In big cities, there is always a flavour of the month. A new restaurant opens, and amid a lot of buzz, it’s impossible to get a table. After a while, the fuss dies down, and it’s suddenly a lot easier to get a table. Then there are other restaurants, which aren’t particularly fashionable, but serve good quality food consistently. I’ve got to admit, it’s probably to the latter places that I tend to go to.
In financial markets, the concept of flavour of the month is also common. This month, the theme that everyone is (unsurprisingly) following is that of inflation and is driving markets. You really don’t need to be scouring CPI data to notice that prices seem to have gone up recently (and what you get has shrunk, including the portions in restaurants). However, data is nevertheless a valuable commodity, to understand where that inflation is concentrated and further more to help us forecast whether or not inflation is “transitory” or not.

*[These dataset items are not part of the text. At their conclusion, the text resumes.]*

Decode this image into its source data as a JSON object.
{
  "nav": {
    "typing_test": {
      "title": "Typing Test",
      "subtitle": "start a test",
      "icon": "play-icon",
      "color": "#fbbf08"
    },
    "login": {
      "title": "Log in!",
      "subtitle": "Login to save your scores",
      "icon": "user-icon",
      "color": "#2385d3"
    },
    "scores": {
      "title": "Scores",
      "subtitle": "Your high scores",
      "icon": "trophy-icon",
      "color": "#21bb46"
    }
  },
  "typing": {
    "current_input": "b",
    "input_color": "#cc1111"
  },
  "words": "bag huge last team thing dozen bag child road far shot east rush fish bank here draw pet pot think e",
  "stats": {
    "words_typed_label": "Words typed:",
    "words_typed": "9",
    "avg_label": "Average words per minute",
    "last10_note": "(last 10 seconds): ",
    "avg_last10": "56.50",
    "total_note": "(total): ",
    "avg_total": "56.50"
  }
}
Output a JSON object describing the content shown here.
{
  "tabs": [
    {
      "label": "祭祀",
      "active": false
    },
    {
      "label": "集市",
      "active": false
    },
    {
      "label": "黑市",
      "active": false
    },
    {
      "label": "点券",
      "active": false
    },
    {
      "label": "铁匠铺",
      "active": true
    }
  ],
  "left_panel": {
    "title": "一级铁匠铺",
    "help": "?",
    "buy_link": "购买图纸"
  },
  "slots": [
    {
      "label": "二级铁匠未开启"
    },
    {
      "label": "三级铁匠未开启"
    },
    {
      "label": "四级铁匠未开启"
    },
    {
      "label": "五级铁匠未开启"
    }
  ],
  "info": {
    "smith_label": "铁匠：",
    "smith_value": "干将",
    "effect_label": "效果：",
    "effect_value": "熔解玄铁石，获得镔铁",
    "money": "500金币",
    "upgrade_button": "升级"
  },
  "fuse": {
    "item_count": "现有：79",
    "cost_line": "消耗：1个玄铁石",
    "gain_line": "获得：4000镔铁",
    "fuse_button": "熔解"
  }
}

If we are a discretionary trader, we might therefore think that the datasets we use in our analysis, should also be thematic, this month inflation, the next month politics etc. By contrast a systematic trader, will try to identify datasets which they will use persistently over time, rather than using their discretion to flip in and out various models repeatedly.
I would argue that the way a discretionary trader should utilise datasets should actually be closer to the way systematic traders use datasets, in a more persistent manner. Of course, there will be periods where certain themes are going to occupy markets and there should be a focus on them for research by discretionary traders. The difficulty is that it takes time onboard datasets from an operational perspective, whether it’s signing contrasts, negotiating etc. (although for more common datasets on aggregators this time will be reduced). However, no matter how you purchase a particular dataset, there’s also additional time necessary to parse, clean, research, model and understand any particular dataset.
Hence, if we wait till the last minute before subscribing to a dataset in order to investigate a current market theme, we’ll be faced with a large delay, before we can get an answer. By contrast, if we have already subscribed to a particular dataset, which we have already researched and modelled, and are continually monitoring signals, we’ll be able to act quicker and any signals might be generated earlier. The ideal case, is that we have many models built on a multitude of datasets that continually monitor markets, which can flag to discretionary traders if there’s a particular factor that needs research.
It’s understandable that we only want to subscribe to datasets when they are most relevant. However, this approach means that we will be slow to extract the answers we want from a particular dataset, at the time we need it most. It isn’t only systematic traders who should think of datasets as persistent resources, but also discretionary traders.